A 2005 study by psychologist Adam Grant of the University of Michigan suggests that a better performance booster is when workers have personal contact with beneficiaries of their work.
For example, cafeteria line workers are significantly happier than those who work back in the kitchen, because line workers are able to see the happy customers. An employee's morale is positively influenced by knowing his or her work is meaningful.
Employees want to be recognized as individuals, shown appreciation, and be given opportunities to grow. This requires bosses to manage one-on-one rather than treating every employee alike. Here are some low-cost ideas for motivating your staff that can have a big return on investment.
- Encourage comments from external and internal customers. Post praise.
- Remind staff how their work matters to customers and encourage some level of customer interaction for everyone.
- Call an employee into your office just to say thank you without discussing any other issue.
- Write a thank you card or e-mail.
- Send a card to the employee's spouse/family thanking them for their support.
- Create an employee newsletter to share updates and recognition.
- Post a bulletin board for employees to share news, hobbies, and recognition.
- Celebrate birthdays, anniversaries, and special achievements.
- Reserve the best parking spot for an employee-of-the-month. Let staff decide how the spot is earned.
- Add a note to an employee's paycheck highlighting something great he/she did that week.
- Join in and help an employee who is under pressure. Ask what can be done and help complete the task side-by-side.
- Create a change of pace by giving employees a chance to work on exciting projects or learn new skills.
- Delegate worthy projects, not just menial tasks, to increase feelings of trust and pride.

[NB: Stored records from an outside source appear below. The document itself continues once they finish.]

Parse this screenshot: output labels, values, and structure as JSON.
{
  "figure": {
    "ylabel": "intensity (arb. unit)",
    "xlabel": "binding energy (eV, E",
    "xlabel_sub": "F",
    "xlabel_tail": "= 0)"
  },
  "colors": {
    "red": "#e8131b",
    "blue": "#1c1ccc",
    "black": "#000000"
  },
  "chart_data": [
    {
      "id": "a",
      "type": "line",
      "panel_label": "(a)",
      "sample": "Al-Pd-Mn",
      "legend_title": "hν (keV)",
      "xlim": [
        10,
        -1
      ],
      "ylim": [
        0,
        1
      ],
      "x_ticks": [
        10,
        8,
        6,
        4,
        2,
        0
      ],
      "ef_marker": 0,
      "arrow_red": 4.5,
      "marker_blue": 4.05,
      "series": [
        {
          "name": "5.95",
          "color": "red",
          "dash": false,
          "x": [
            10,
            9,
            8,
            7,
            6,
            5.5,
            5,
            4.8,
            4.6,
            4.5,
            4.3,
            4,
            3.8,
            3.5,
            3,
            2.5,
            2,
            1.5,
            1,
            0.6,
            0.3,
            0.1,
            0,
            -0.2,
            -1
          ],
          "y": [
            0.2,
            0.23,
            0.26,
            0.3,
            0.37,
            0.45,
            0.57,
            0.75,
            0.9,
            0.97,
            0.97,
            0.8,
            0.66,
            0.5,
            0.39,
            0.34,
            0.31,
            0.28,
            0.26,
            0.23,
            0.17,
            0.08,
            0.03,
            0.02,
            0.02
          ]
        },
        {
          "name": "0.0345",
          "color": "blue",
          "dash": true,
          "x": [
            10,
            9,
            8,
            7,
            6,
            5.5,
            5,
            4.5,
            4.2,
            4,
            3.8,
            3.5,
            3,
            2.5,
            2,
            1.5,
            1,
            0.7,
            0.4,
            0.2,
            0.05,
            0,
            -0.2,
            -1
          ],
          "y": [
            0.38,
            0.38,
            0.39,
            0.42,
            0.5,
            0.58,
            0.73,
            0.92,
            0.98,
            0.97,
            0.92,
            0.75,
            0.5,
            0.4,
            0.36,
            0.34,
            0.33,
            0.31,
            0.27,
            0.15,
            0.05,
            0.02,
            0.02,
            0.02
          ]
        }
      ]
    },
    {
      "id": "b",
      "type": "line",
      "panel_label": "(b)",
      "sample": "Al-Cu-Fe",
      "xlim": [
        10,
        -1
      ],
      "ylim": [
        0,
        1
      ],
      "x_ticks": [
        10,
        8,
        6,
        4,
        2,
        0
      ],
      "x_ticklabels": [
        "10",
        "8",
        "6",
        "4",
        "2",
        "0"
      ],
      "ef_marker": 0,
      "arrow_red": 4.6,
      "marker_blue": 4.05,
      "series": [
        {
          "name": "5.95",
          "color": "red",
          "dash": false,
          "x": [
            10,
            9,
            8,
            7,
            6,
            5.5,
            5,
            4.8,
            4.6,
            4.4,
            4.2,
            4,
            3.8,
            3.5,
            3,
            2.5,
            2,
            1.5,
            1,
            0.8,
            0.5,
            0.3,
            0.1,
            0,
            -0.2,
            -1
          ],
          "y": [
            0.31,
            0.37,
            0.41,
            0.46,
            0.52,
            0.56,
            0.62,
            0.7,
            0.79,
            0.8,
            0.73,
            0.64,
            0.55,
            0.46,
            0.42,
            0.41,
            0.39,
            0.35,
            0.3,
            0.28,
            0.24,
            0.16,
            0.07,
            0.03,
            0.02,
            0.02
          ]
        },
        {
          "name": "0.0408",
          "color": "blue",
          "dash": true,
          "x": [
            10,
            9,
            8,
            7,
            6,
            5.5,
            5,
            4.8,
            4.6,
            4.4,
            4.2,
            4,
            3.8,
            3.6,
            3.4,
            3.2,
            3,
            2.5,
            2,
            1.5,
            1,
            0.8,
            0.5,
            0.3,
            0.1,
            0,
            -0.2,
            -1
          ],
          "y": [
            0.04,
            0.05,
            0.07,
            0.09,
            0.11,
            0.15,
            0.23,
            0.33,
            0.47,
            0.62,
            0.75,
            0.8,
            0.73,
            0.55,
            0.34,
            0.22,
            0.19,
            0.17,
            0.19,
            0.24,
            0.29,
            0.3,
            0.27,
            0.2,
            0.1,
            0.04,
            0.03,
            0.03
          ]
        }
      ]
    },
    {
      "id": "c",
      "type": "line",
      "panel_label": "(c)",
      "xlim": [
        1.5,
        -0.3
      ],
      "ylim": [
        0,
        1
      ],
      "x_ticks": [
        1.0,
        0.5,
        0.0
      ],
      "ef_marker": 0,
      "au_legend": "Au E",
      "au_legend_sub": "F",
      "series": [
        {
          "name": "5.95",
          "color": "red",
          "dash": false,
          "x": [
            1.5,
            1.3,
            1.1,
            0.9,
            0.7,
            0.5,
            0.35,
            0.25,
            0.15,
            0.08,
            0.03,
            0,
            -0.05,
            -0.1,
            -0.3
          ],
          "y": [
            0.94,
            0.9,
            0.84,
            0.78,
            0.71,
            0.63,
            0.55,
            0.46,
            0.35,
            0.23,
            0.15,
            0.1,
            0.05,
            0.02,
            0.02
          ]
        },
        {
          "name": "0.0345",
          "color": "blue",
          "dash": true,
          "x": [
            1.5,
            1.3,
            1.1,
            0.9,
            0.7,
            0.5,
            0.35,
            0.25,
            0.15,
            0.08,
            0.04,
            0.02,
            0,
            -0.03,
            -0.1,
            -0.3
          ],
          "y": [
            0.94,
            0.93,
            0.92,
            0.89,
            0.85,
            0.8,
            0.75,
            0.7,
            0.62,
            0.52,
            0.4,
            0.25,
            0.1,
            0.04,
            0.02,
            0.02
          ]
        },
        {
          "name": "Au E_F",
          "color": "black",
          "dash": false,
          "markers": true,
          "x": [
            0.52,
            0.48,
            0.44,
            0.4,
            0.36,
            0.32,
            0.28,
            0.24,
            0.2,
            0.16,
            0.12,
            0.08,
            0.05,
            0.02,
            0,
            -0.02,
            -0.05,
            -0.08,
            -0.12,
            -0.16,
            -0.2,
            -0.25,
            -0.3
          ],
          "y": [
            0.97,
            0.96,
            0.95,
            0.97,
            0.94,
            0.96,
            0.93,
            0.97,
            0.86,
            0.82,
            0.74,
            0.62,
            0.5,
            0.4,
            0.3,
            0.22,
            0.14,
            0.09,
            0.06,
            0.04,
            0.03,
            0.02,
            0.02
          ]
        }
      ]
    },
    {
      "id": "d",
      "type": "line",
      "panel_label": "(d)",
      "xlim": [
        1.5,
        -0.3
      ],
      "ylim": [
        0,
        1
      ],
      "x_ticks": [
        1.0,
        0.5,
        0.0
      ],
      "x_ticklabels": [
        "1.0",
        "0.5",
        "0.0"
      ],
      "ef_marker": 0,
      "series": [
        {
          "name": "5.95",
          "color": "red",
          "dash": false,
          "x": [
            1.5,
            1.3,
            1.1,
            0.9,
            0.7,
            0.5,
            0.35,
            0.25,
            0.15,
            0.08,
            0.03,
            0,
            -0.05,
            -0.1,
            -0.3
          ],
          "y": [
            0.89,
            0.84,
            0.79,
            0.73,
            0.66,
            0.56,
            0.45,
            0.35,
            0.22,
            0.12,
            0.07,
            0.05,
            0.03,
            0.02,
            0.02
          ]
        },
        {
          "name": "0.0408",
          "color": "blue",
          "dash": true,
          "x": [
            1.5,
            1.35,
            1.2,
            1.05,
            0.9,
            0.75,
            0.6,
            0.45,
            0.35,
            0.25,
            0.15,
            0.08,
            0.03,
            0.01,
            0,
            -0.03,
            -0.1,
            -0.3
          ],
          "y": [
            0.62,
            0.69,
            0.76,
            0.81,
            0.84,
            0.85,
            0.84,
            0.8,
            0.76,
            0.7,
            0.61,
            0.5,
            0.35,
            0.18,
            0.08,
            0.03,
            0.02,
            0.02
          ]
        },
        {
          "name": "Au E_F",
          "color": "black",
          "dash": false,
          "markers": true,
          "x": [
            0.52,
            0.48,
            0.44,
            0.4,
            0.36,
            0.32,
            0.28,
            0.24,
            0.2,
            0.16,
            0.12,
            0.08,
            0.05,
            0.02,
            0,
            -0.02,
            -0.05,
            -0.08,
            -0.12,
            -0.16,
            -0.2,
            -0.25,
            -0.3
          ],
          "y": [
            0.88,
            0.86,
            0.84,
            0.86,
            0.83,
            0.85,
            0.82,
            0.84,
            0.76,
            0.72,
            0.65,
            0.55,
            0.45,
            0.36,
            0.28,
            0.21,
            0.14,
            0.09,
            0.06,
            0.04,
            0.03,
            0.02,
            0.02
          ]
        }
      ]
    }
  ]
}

- Create light-hearted awards that recognize something unique about each person like, "Best Screen-Saver," or "Best Joke Teller," and present them at a potluck lunch.
- Pass on helpful articles that could benefit employees and attach a note that says, "Saw this and thought of you."
- Learn about their hobbies, families, children, pets, etc. showing interest in what matters most to them.
- Ask an employee who is proficient in a certain area to train others, or make a presentation at a staff meeting.
- Book a community speaker to speak on subjects of interest to employees like personal finance, stress management, or improving relationships.
- Help build skills with a training library filled with books, tapes, and other resources that employees can check out.
- Allow employees to attend seminars and ask them to make a presentation to others sharing what they learned.